By Olivia Miller
The start to my four-day Labor Day weekend was an early and frightening one. At 4:21 a.m. Friday the K-State Alerts system sent out a message that a possible armed suspect was last seen on the south side of campus. Throughout the early morning students, faculty, staff and parents received these messages and after two hours our campus was officially put under a campus lockdown. Thankfully, I was home in Olathe Friday morning,but still anxious and worried. I was calm until the words “campus lockdown” came through, as that is when my mind started thinking the worst, and how would I react to a more serious situation?
When the words “campus lockdown” came through my phone I immediately began thinking about campus shootings, even though the situation was not that of a campus shooting. Despite this I could not stop thinking about the Columbine shooting, practicing code red alerts in my elementary school, watching the reports of the Virginia Tech shooting, and packing up for Winter Break while watching news coverage of Sandy Hook Elementary School. Just last week Cassidy wrote about how her institution was directly affected by a shooting.

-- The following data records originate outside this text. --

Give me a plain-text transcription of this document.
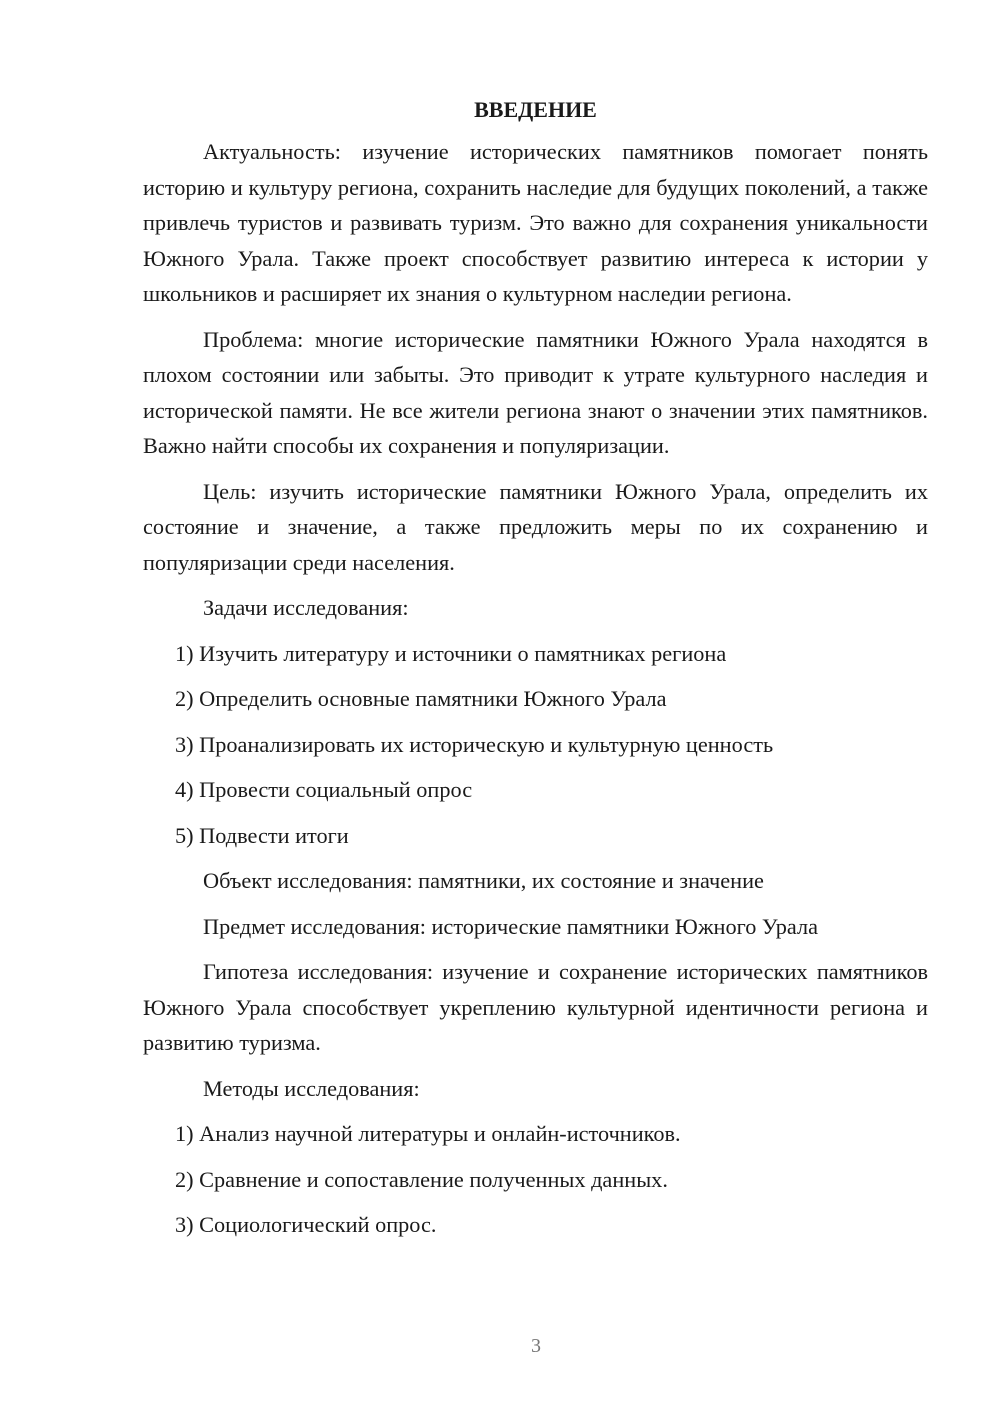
ВВЕДЕНИЕ

Актуальность: изучение исторических памятников помогает понять историю и культуру региона, сохранить наследие для будущих поколений, а также привлечь туристов и развивать туризм. Это важно для сохранения уникальности Южного Урала. Также проект способствует развитию интереса к истории у школьников и расширяет их знания о культурном наследии региона.

Проблема: многие исторические памятники Южного Урала находятся в плохом состоянии или забыты. Это приводит к утрате культурного наследия и исторической памяти. Не все жители региона знают о значении этих памятников. Важно найти способы их сохранения и популяризации.

Цель: изучить исторические памятники Южного Урала, определить их состояние и значение, а также предложить меры по их сохранению и популяризации среди населения.

Задачи исследования:
1) Изучить литературу и источники о памятниках региона
2) Определить основные памятники Южного Урала
3) Проанализировать их историческую и культурную ценность
4) Провести социальный опрос
5) Подвести итоги
Объект исследования: памятники, их состояние и значение
Предмет исследования: исторические памятники Южного Урала

Гипотеза исследования: изучение и сохранение исторических памятников Южного Урала способствует укреплению культурной идентичности региона и развитию туризма.

Методы исследования:
1) Анализ научной литературы и онлайн-источников.
2) Сравнение и сопоставление полученных данных.
3) Социологический опрос.
3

So no, Kansas State was not under a campus lockdown for a shooting, but an armed suspect was in the vicinity and our campus safety was threatened.
Just two days before this lockdown I was tagging along on a campus walking tour, and both campus safety and the safety of Manhattan was mentioned by the tour guide. Of course, you never think that something bad could happen to your campus – which is why safety procedures are put in place and acted upon when needed. The communication from our University President and from Housing and Dining Services were orderly and consistent via various outlets throughout the morning until the all clear was given shortly before 9:30 a.m. I was proud and impressed with how the situation was handled at all levels, but hope that I never have to experience something like this again.
This brings me to the importance of emergency response and management, and how we as student affairs professionals should be trained throughout the academic year so that we are not caught off guard during an emergency. Last semester in our Principles of College Student Personnel Services course, one class was dedicated to emergency response and management, and I quickly found myself concerned with the lack of ongoing training or awareness. While our class session that day was informative both in resources and a visit from a representative from the Office of Student Life, I still felt unprepared. Yet, is one ever truly prepared for the worst? In any emergency I would argue no, and we simply have to have a clear and level head and demonstrate the leadership necessary for the safety of our school. And, from what I saw in the safety of my home Friday morning, K-State leadership did just that during those frightening five hours. I hope that anyone who reads this will not have to experience an emergency situation such as this, but I do hope that it has gotten readers thinking about their role and their campus procedures if it were necessary.